I was a freshman in college when Reagan took office and I had voted against him. I had lost enthusiasm for Carter but felt he was probably more honest than not. Reagan then proceeded to dismantle the very America he propagandised. At the time, I seriously wondered if America was going to be a third world country before the end of the 1980's.

Also had seriously hoped that Iran-Contra would bring him down but I had already grown cynical enough about the political process that I figured he'd survive it though I felt that Reagan and his entire administration should have been in prison for their crimes. I could be remembering it wrong but it seemed NPR was not so overtly right wing at the time.

What kills me about today's coverage of Reagan on NPR and PBS is how they so shamelessly take advantage of the appallingly short memory and attention span of the American people and for the most part get away with it.

informedveteran said...

I wonder if they plan on reairing this one. Given their target audience I guess not.

Porter Melmoth said...

I guess that, after Tom Gjelten definitively proclaimed Ronald Reagan to be a genius (present tense, now and forever), all I need add is the following link to cap things off:

http://wonkette.com/437167/one-hundred-years-of-reagantube-remembering-ronald-reagan-in-dumb-videos

Also:

Thought I'd make a couple contributions to the Reagan Legend:

I heard a rumor that there's a team of 'experts' currently embalming the Gypper for installation in a mausoleum to be built in the Mall that'll make the US capitol look like a gopher hole. Eat yer hearts out, Comrades Lenin & Ho, and Chairman Mao, too!

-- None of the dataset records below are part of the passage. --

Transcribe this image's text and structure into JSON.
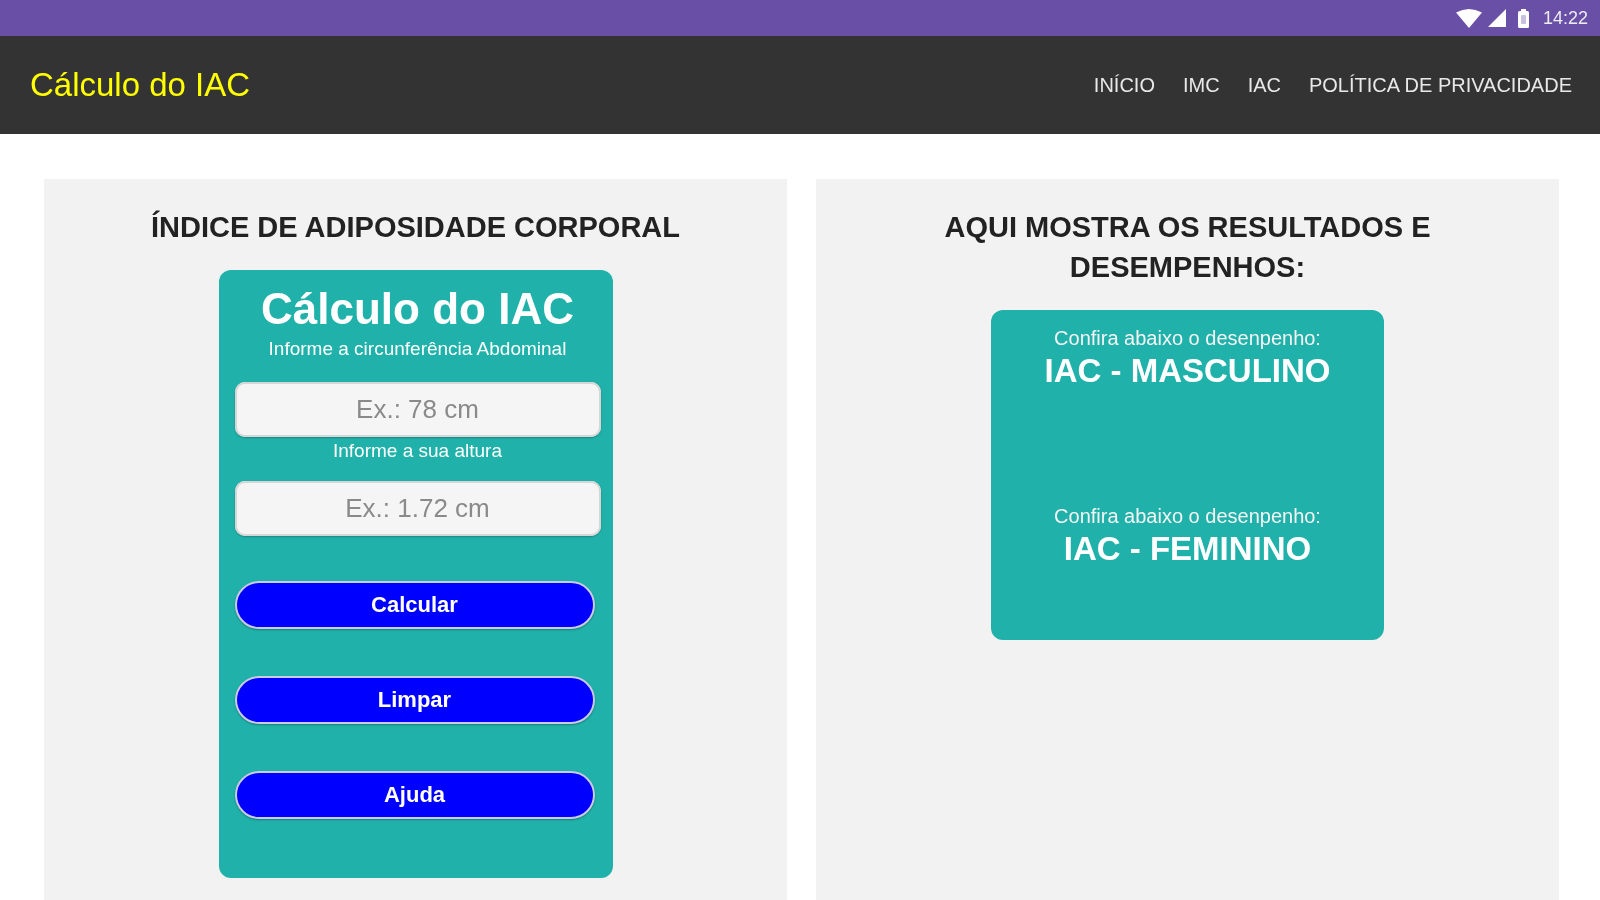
{
  "status_bar": {
    "time": "14:22"
  },
  "app_bar": {
    "title": "Cálculo do IAC",
    "nav": [
      "INÍCIO",
      "IMC",
      "IAC",
      "POLÍTICA DE PRIVACIDADE"
    ]
  },
  "calculator": {
    "heading": "ÍNDICE DE ADIPOSIDADE CORPORAL",
    "card": {
      "title": "Cálculo do IAC",
      "fields": [
        {
          "label": "Informe a circunferência Abdominal",
          "placeholder": "Ex.: 78 cm"
        },
        {
          "label": "Informe a sua altura",
          "placeholder": "Ex.: 1.72 cm"
        }
      ],
      "buttons": [
        "Calcular",
        "Limpar",
        "Ajuda"
      ]
    }
  },
  "results": {
    "heading": "AQUI MOSTRA OS RESULTADOS E DESEMPENHOS:",
    "sections": [
      {
        "caption": "Confira abaixo o desenpenho:",
        "title": "IAC - MASCULINO"
      },
      {
        "caption": "Confira abaixo o desenpenho:",
        "title": "IAC - FEMININO"
      }
    ]
  }
}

After Warner Bros. dumped his contract, RR amazingly succeeded in getting selected for the US presidency thing. To show Hollywood a thing or two, he also succeeded in getting an allowance for a Cult of Personality to be authorized by the US Gub'munt on the occasion of his 100th birthday, and to celebrate 30 years in the Oval Office.

Happy First Century to Our Permanent Leader And Teacher!

And finally, for your LOL pleasure, one of the most famous secrets in the Reagan Legend:

http://www.youtube.com/watch?v=VhEJ8gm8aL4

(I always bust a gut with that one!)

geoff said...

The Raygun Devolution was an awful time to live through and survive, politically. Port's links above are great - to those I'll Harry Shearer's found object, WH footage of the the coin toss from super bowl whatever. You can see how charming and disarming the old gipper is with his acolytes. It's alarming how charming it is to be a-bombing.

Greg Palast's obituary is apt. Notice that predominant in the picture at the top of the people laughing it up, along with Reagan, is George H. W. Bush. He's the real shit behing Reagan.